Das Abfangen eingehenden Traffics ist für den Arbeitslastport konfiguriert. Sie können jedoch keine Verbindung zum Port von außerhalb der VM herstellen.

Folgen Sie dieser Anleitung, um das Problem zu beheben.

  1. Die Installation der Dienstproxykomponenten auf der VM ist möglicherweise noch nicht abgeschlossen oder fehlgeschlagen.

    Mit dem folgenden Befehl können Sie feststellen, ob alle Komponenten ordnungsgemäß installiert wurden.

    gcloud compute instances get-guest-attributes INSTANCE_NAME \
        --query-path=gce-service-proxy/ --zone=ZONE
    

    Das Gastattribut bootstrap-status hat einen der folgenden Werte:

    • [none] zeigt an, dass die Installation noch nicht gestartet wurde. Die VM wird möglicherweise noch gebootet. Prüfen Sie den Status in einigen Minuten noch einmal.
    • IN PROGRESS gibt an, dass die Installation und Konfiguration der Dienstproxykomponenten noch nicht vollständig ist. Prüfen Sie den Status wiederholt auf Aktualisierungen.
    • FAILED gibt an, dass die Installation oder Konfiguration einer Komponente fehlgeschlagen ist. Prüfen Sie die Fehlermeldung durch Abfrage des Attributs gce-service-proxy/bootstrap-last-failure1.
    • FINISHED gibt an, dass der Installations- und Konfigurationsvorgang fehlerfrei abgeschlossen wurde. Folgen Sie der nachstehenden Anleitung, um zu prüfen, ob das Abfangen von Traffic und der Envoy-Proxy richtig konfiguriert sind.
  2. Das Abfangen von Traffic auf der VM ist für eingehenden Traffic nicht korrekt konfiguriert.

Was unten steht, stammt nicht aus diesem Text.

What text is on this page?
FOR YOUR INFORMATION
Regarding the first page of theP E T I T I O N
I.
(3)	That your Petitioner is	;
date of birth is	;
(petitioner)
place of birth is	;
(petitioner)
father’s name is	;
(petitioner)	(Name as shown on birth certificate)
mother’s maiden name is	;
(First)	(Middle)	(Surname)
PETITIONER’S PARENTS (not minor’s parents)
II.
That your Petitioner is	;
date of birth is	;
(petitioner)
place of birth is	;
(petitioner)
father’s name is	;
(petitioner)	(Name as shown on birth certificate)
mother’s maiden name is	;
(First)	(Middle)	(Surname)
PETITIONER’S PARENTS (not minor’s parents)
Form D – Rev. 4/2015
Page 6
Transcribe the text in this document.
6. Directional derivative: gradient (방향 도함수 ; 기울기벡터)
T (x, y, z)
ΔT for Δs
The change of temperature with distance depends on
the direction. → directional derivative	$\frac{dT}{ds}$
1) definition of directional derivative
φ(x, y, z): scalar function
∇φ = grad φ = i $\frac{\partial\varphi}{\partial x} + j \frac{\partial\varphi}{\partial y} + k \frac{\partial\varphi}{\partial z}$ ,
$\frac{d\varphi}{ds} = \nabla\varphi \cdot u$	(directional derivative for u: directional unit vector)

    Melden Sie sich bei der VM an und prüfen Sie die iptables-Konfiguration:

    gcloud compute ssh INSTANCE_NAME --zone=ZONE
    sudo iptables -L -t nat
    

    Untersuchen Sie die Kette SERVICE_PROXY_INBOUND auf SERVICE_PROXY_IN_REDIRECT-Einträge wie diese:

    Chain SERVICE_PROXY_INBOUND (1 references)
    target     prot opt source               destination
    ...
    SERVICE_PROXY_IN_REDIRECT  tcp  --  anywhere  anywhere  tcp dpt:mysql
    

    Für jeden in service-proxy:serving-ports definierten Port muss in der Spalte destination ein entsprechender Port vorhanden sein. Ist kein Eintrag für den Port vorhanden, wird der gesamte eingehende Traffic direkt an diesen Port weitergeleitet. Dadurch wird der Envoy-Proxy umgangen.

    Achten Sie darauf, dass es keine anderen Regeln gibt, die Traffic an diesen Port oder alle Ports mit Ausnahme eines bestimmten Ports leiten.

  3. Die Envoy-Proxys wurden von Traffic Director noch nicht für den eingehenden Port konfiguriert.

    Melden Sie sich bei der VM an, um die Envoy-Proxy-Konfiguration zu prüfen:

    gcloud compute ssh INSTANCE_NAME --zone=ZONE
    sudo curl localhost:15000/config_dump
    

    Suchen Sie nach der Listener-Konfiguration für eingehenden Traffic, die Traffic Director empfangen hat:

    "dynamic_active_listeners": [
      ...
      "filter_chains": [{
        "filter_chain_match": {
          "prefix_ranges": [{
            "address_prefix": "10.0.0.1",
            "prefix_len": 32
          }],
          "destination_port": 80
        },
      ...
        "route_config_name": "inbound|default_inbound_config-80"
      ...
    ]
    

    Der route_config_name, beginnend mit inbound, gibt einen speziellen Dienst an, der für das Abfangen von eingehendem Traffic erstellt wurde. Prüfen Sie, ob der Port, zu dem Sie eine Verbindung herstellen möchten, bereits in der Listener-Konfiguration unter destination_port enthalten ist.